Study: Even One Mile Of Forest Makes Positive Difference In Water Quality
The quality of water in streams from an area heavily affected by urbanization was significantly improved by its passage through streams flowing in undeveloped forested areas, according to a study announced on Jan. 27.
Results from a small-scale experiment in western North Carolina -- conducted by scientists from the U.S. Department of Agriculture (USDA) Forest Service Southern Research Station (SRS) -- illustrate the importance of National Forest lands in ensuring high water quality in the Southern Appalachian region, officials said.
For the experiment, Jim Vose (http://www.srs.fs.usda.gov/staff/614) and Barry Clinton (http://www.srs.fs.usda.gov/staff/119), researchers from the SRS Coweeta Hydrologic Laboratory (http://www.srs.fs.usda.gov/index.htm) in Otto, N.C., located a setting where a stream carried water from a small town into a fork of the Chattooga River while passing through National Forest land.
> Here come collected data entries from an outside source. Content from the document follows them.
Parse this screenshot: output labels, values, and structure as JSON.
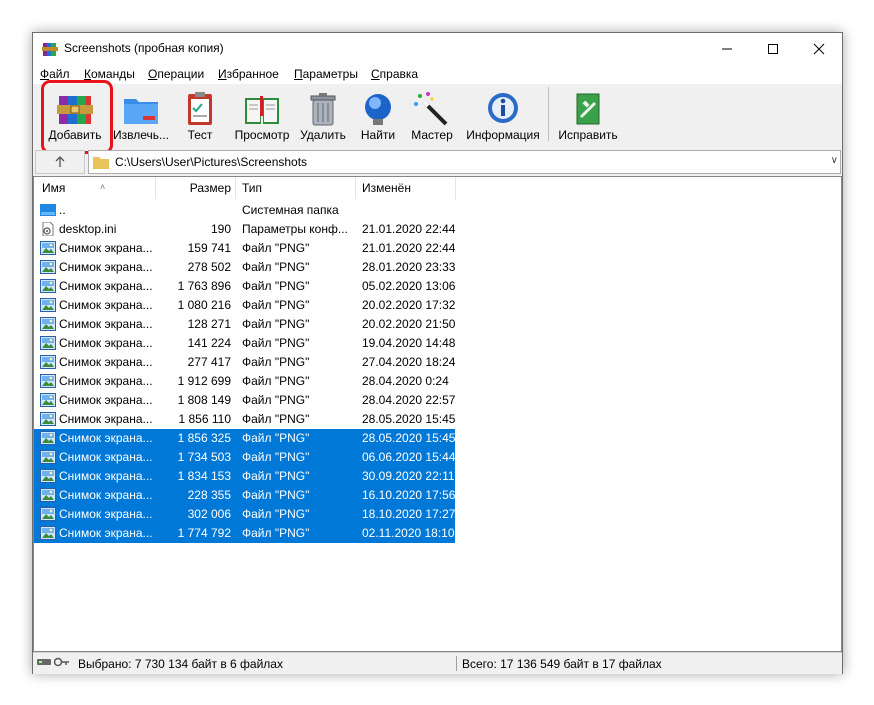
{
  "window": {
    "title": "Screenshots (пробная копия)"
  },
  "menu": [
    {
      "u": "Ф",
      "rest": "айл"
    },
    {
      "u": "К",
      "rest": "оманды"
    },
    {
      "u": "О",
      "rest": "перации"
    },
    {
      "u": "И",
      "rest": "збранное"
    },
    {
      "u": "П",
      "rest": "араметры"
    },
    {
      "u": "С",
      "rest": "правка"
    }
  ],
  "toolbar": [
    {
      "label": "Добавить",
      "icon": "archive-add-icon"
    },
    {
      "label": "Извлечь...",
      "icon": "folder-extract-icon"
    },
    {
      "label": "Тест",
      "icon": "clipboard-test-icon"
    },
    {
      "label": "Просмотр",
      "icon": "book-view-icon"
    },
    {
      "label": "Удалить",
      "icon": "trash-icon"
    },
    {
      "label": "Найти",
      "icon": "magnifier-icon"
    },
    {
      "label": "Мастер",
      "icon": "wizard-wand-icon"
    },
    {
      "label": "Информация",
      "icon": "info-icon"
    },
    {
      "label": "Исправить",
      "icon": "repair-icon"
    }
  ],
  "address": {
    "path": "C:\\Users\\User\\Pictures\\Screenshots"
  },
  "columns": [
    "Имя",
    "Размер",
    "Тип",
    "Изменён"
  ],
  "files": [
    {
      "name": "..",
      "size": "",
      "type": "Системная папка",
      "modified": "",
      "icon": "parent-folder-icon",
      "selected": false
    },
    {
      "name": "desktop.ini",
      "size": "190",
      "type": "Параметры конф...",
      "modified": "21.01.2020 22:44",
      "icon": "settings-file-icon",
      "selected": false
    },
    {
      "name": "Снимок экрана...",
      "size": "159 741",
      "type": "Файл \"PNG\"",
      "modified": "21.01.2020 22:44",
      "icon": "image-file-icon",
      "selected": false
    },
    {
      "name": "Снимок экрана...",
      "size": "278 502",
      "type": "Файл \"PNG\"",
      "modified": "28.01.2020 23:33",
      "icon": "image-file-icon",
      "selected": false
    },
    {
      "name": "Снимок экрана...",
      "size": "1 763 896",
      "type": "Файл \"PNG\"",
      "modified": "05.02.2020 13:06",
      "icon": "image-file-icon",
      "selected": false
    },
    {
      "name": "Снимок экрана...",
      "size": "1 080 216",
      "type": "Файл \"PNG\"",
      "modified": "20.02.2020 17:32",
      "icon": "image-file-icon",
      "selected": false
    },
    {
      "name": "Снимок экрана...",
      "size": "128 271",
      "type": "Файл \"PNG\"",
      "modified": "20.02.2020 21:50",
      "icon": "image-file-icon",
      "selected": false
    },
    {
      "name": "Снимок экрана...",
      "size": "141 224",
      "type": "Файл \"PNG\"",
      "modified": "19.04.2020 14:48",
      "icon": "image-file-icon",
      "selected": false
    },
    {
      "name": "Снимок экрана...",
      "size": "277 417",
      "type": "Файл \"PNG\"",
      "modified": "27.04.2020 18:24",
      "icon": "image-file-icon",
      "selected": false
    },
    {
      "name": "Снимок экрана...",
      "size": "1 912 699",
      "type": "Файл \"PNG\"",
      "modified": "28.04.2020 0:24",
      "icon": "image-file-icon",
      "selected": false
    },
    {
      "name": "Снимок экрана...",
      "size": "1 808 149",
      "type": "Файл \"PNG\"",
      "modified": "28.04.2020 22:57",
      "icon": "image-file-icon",
      "selected": false
    },
    {
      "name": "Снимок экрана...",
      "size": "1 856 110",
      "type": "Файл \"PNG\"",
      "modified": "28.05.2020 15:45",
      "icon": "image-file-icon",
      "selected": false
    },
    {
      "name": "Снимок экрана...",
      "size": "1 856 325",
      "type": "Файл \"PNG\"",
      "modified": "28.05.2020 15:45",
      "icon": "image-file-icon",
      "selected": true
    },
    {
      "name": "Снимок экрана...",
      "size": "1 734 503",
      "type": "Файл \"PNG\"",
      "modified": "06.06.2020 15:44",
      "icon": "image-file-icon",
      "selected": true
    },
    {
      "name": "Снимок экрана...",
      "size": "1 834 153",
      "type": "Файл \"PNG\"",
      "modified": "30.09.2020 22:11",
      "icon": "image-file-icon",
      "selected": true
    },
    {
      "name": "Снимок экрана...",
      "size": "228 355",
      "type": "Файл \"PNG\"",
      "modified": "16.10.2020 17:56",
      "icon": "image-file-icon",
      "selected": true
    },
    {
      "name": "Снимок экрана...",
      "size": "302 006",
      "type": "Файл \"PNG\"",
      "modified": "18.10.2020 17:27",
      "icon": "image-file-icon",
      "selected": true
    },
    {
      "name": "Снимок экрана...",
      "size": "1 774 792",
      "type": "Файл \"PNG\"",
      "modified": "02.11.2020 18:10",
      "icon": "image-file-icon",
      "selected": true
    }
  ],
  "status": {
    "selected": "Выбрано: 7 730 134 байт в 6 файлах",
    "total": "Всего: 17 136 549 байт в 17 файлах"
  },
  "colors": {
    "selection": "#0078d7",
    "highlight": "#e8121a"
  }
}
They set up three sampling sites: the first below the town where the stream enters the National Forest, the second about a mile further down where the stream (now a fork of the Chattooga River) exits the National Forest, and the third reference site on a small, undisturbed stream which lies entirely in the National Forest.
"There's a waste treatment facility a little over half a mile up from where the stream enters the National Forest," Clinton said. "We chose the first sampling site to pick up the cumulative effects of wastewater treatment and other non-point pollution sources such as housing developments, stormwater runoff, and roads."
Samples were collected weekly for over a year using automated samplers. Data was collected on water chemistry and total suspended solids, particles that range from soil to various types of organic matter. Coming from a wide range of sources, these solids increase after storms, the proportion of this increase one indication of conditions around a stream. The researchers also collected streamwater samples from all the sites to determine bacterial populations.
Findings showed a definite "cleaning" affect on the stream from passing through just a mile of National Forest, with evidence of significant reductions in concentrations of chemicals such as nitrates, ammonium, and phosphorous, the researchers said. In response to storms, total suspended solids increased to a higher level at the urban sampling site and stayed higher longer, probably due to more impervious surfaces and land disturbances that increase sediment loading into streams. Bacterial populations did not change much between the two sites, and, though differing greatly from those at the reference site, were well below standards established by EPA, the researchers said.
"Factors affecting water quality vary so greatly across landscapes, and we advise caution in applying the specific results of this study to all situations," Vose said. "But the patterns we observed do fit with those found in other studies, and suggest that stream sections in undeveloped forests can improve water quality in areas where the headwaters have been heavily affected by urbanization or other land uses."